From the UK - HRT wives drive their men to Viagra

by Michael Jeffries

A growing number of men are being forced to ask their
doctors for Viagra on the NHS in order to keep pace with
their wives, who are keeping young on hormone
replacement therapy.

A leading consultant said today that middle-aged women
on HRT are demanding more than their husbands can give.

The result is that the men are turning to Viagra to help
them save their marriages.

The revelation comes as more than a quarter of hospital
doctors polled by the British Medical Association, said
they felt it unfair to charge patients for Viagra while the
contraceptive pill and HRT were free on the NHS.

Dr Paul Schober, a consultant in genito-urinary medicine in
Leicestershire, says in the BMA News Review journal: "A
patient pointed out to me that his need for Viagra was
produced by the new lease of life given to his wife by
hormone replacement therapy.

"He argued that if women could be prescribed treatment
to improve their sex lives, why not men?

"His impotence threatened his relationship and single, older
men do not live as long as those in good relationships, so
his future health was at risk," he says.
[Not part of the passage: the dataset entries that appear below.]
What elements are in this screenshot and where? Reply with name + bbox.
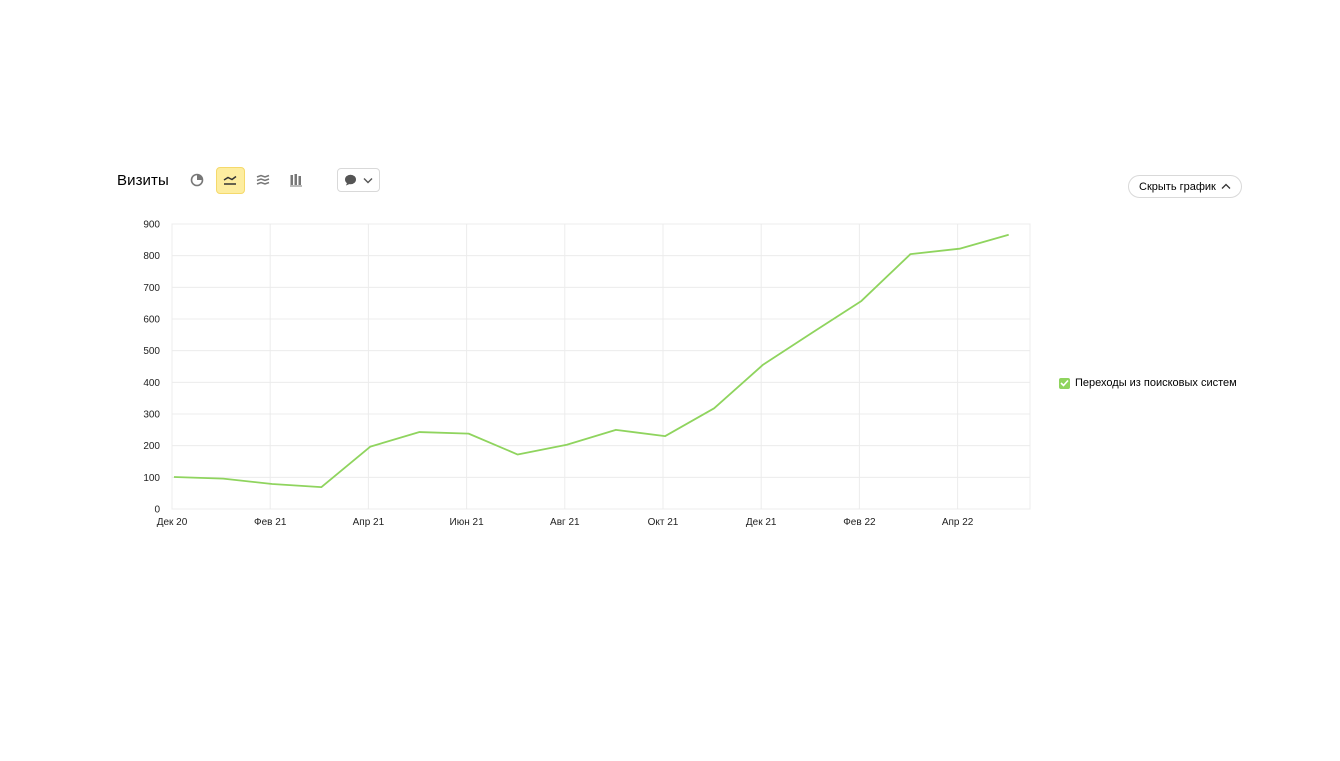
pie-chart-icon: [191, 173, 204, 187]
bar-chart-icon: [290, 174, 303, 187]
x-tick-label: Фев 22: [843, 517, 876, 528]
y-tick-label: 500: [143, 346, 160, 357]
area-chart-icon: [257, 174, 270, 185]
series-line: [173, 233, 1009, 489]
y-tick-label: 600: [143, 315, 160, 326]
hide-chart-button[interactable]: Скрыть график: [1128, 175, 1242, 198]
y-tick-label: 300: [143, 410, 160, 421]
legend-label: Переходы из поисковых систем: [1075, 377, 1237, 389]
checkbox-icon[interactable]: [1059, 377, 1070, 389]
chevron-up-icon: [1221, 183, 1231, 189]
y-tick-label: 700: [143, 283, 160, 294]
y-tick-label: 0: [154, 505, 160, 516]
y-tick-label: 800: [143, 251, 160, 262]
x-tick-label: Июн 21: [450, 517, 485, 528]
x-tick-label: Фев 21: [254, 517, 287, 528]
area-chart-button[interactable]: [249, 167, 278, 194]
x-axis: Дек 20 Фев 21 Апр 21 Июн 21 Авг 21 Окт 21 Дек …: [157, 517, 974, 528]
chart-grid: [171, 223, 1031, 510]
plot-frame: [171, 223, 1031, 510]
chevron-down-icon: [363, 177, 373, 183]
x-tick-label: Окт 21: [648, 517, 679, 528]
pie-chart-button[interactable]: [183, 167, 212, 194]
y-tick-label: 400: [143, 378, 160, 389]
line-chart-icon: [224, 175, 237, 185]
hide-chart-label: Скрыть график: [1139, 180, 1216, 193]
x-tick-label: Авг 21: [550, 517, 580, 528]
y-axis: 0 100 200 300 400 500 600 700 800 900: [143, 220, 160, 516]
y-tick-label: 200: [143, 441, 160, 452]
comment-icon: [344, 174, 356, 186]
bar-chart-button[interactable]: [282, 167, 311, 194]
y-tick-label: 100: [143, 473, 160, 484]
line-chart-button[interactable]: [215, 166, 245, 194]
x-tick-label: Апр 21: [353, 517, 385, 528]
chart-toolbar: Визиты: [117, 166, 380, 194]
chart-title: Визиты: [117, 171, 169, 189]
legend-item[interactable]: Переходы из поисковых систем: [1059, 377, 1237, 389]
x-tick-label: Дек 20: [157, 517, 188, 528]
x-tick-label: Апр 22: [942, 517, 974, 528]
x-tick-label: Дек 21: [746, 517, 777, 528]
series-layer: [173, 233, 1009, 489]
y-tick-label: 900: [143, 220, 160, 231]
notes-dropdown[interactable]: [336, 168, 380, 192]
Dr Schober was one
of 26 per cent of hospital doctors taking part in a BMA
survey who felt it was unfair to charge patients for Viagra
while the Pill was free on the NHS.

Dr David Pickersgill, from Norfolk, said: "To describe
Viagra, as some have, as a recreational drug is not only
incorrect, but over-looks the huge amount of prescribing
which currently goes on for drugs whose use may similarly
be described as, at least in part, recreational.

"Examples would include the prescription of the
contraceptive pill or a prescription of HRT for women
who complain of decreasing libido in their middle years."